Além do que já mencionamos nos Capítulos anteriores, outro aspecto vulnerável na pesquisa é não fazer a distinção necessária em função do volume de tráfego. Uma rodovia de 400 km, com 70 mil veículos/dia, não pode ter o mesmo peso que outra da mesma extensão, com menos de 500 veículos/dia.

Entretanto, a pesquisa ao não fazer essa distinção, atribui o mesmo peso para as duas, fazendo passar a idéia que estamos à beira de um apagão logístico, quando isso está fora da realidade, na medida em que todas as rodovias com mais de 5 mil veículos/dia tiveram notas entre 70 e 100, na rígida avaliação da CNT.

Se considerarmos o que já foi feito em termos de sinalização horizontal e vertical, de julho de 2006 até agora, podemos afirmar que todas essas rodovias de maior volume de tráfego estão com nota geral entre 80 e 100. Logo, não há o mínimo risco de apagão logístico, muito menos de elevados custos operacionais para os transportadores.
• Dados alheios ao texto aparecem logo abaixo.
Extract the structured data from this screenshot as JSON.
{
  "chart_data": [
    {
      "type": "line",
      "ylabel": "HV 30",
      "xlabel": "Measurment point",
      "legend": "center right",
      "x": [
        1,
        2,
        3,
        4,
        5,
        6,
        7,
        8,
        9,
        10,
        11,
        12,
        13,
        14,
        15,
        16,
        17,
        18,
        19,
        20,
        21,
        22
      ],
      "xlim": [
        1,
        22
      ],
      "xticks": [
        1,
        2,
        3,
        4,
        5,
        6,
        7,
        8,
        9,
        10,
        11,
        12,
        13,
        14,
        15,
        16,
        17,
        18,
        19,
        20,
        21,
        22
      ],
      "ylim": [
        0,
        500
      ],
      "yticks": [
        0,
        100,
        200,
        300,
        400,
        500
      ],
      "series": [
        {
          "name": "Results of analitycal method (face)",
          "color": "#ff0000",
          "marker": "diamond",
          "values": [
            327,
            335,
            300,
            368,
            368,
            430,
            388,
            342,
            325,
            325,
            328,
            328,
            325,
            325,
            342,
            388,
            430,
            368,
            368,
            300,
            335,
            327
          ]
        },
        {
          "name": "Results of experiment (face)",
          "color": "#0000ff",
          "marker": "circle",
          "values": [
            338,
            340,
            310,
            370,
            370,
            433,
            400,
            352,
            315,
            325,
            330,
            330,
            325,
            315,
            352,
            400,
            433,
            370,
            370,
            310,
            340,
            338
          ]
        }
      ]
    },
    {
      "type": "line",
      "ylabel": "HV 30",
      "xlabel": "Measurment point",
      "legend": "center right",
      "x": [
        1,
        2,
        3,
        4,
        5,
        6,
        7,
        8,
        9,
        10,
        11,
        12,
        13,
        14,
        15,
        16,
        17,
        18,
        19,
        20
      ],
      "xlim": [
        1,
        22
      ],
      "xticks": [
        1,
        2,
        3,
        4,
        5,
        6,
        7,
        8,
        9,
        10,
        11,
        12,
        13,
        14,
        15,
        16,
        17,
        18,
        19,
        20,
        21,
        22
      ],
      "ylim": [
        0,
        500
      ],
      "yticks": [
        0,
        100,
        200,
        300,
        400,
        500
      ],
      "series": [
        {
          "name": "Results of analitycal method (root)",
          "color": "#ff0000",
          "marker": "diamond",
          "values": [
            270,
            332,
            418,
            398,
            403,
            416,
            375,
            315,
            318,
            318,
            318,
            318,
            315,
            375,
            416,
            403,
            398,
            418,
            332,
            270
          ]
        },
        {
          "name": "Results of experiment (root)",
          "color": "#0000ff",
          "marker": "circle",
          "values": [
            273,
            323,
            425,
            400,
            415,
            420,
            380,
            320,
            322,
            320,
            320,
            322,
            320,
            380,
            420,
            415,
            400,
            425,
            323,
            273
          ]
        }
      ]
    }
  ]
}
Por fim, a pesquisa não separa as rodovias federais que foram repassadas, via MP-82, para os estados (quinze mil quilômetros), a partir de 2002, junto com R$1,9 bilhão. Essas rodovias, estadualizadas pela MP-82, ajudam a puxar para baixo a classificação geral, porque estiveram abandonadas por três anos, pelos respectivos governos estaduais, tendo sido retomadas apenas ações emergenciais e de conservação, pelo DNIT. O endereço para cobrança das condições dessas rodovias é o dos governos estaduais que as receberam, junto com os recursos necessários para recuperá-las, e não o governo federal que, apesar de tudo re-assumiu as mesmas até que o TCU se pronuncie sobre consulta feita a respeito disso.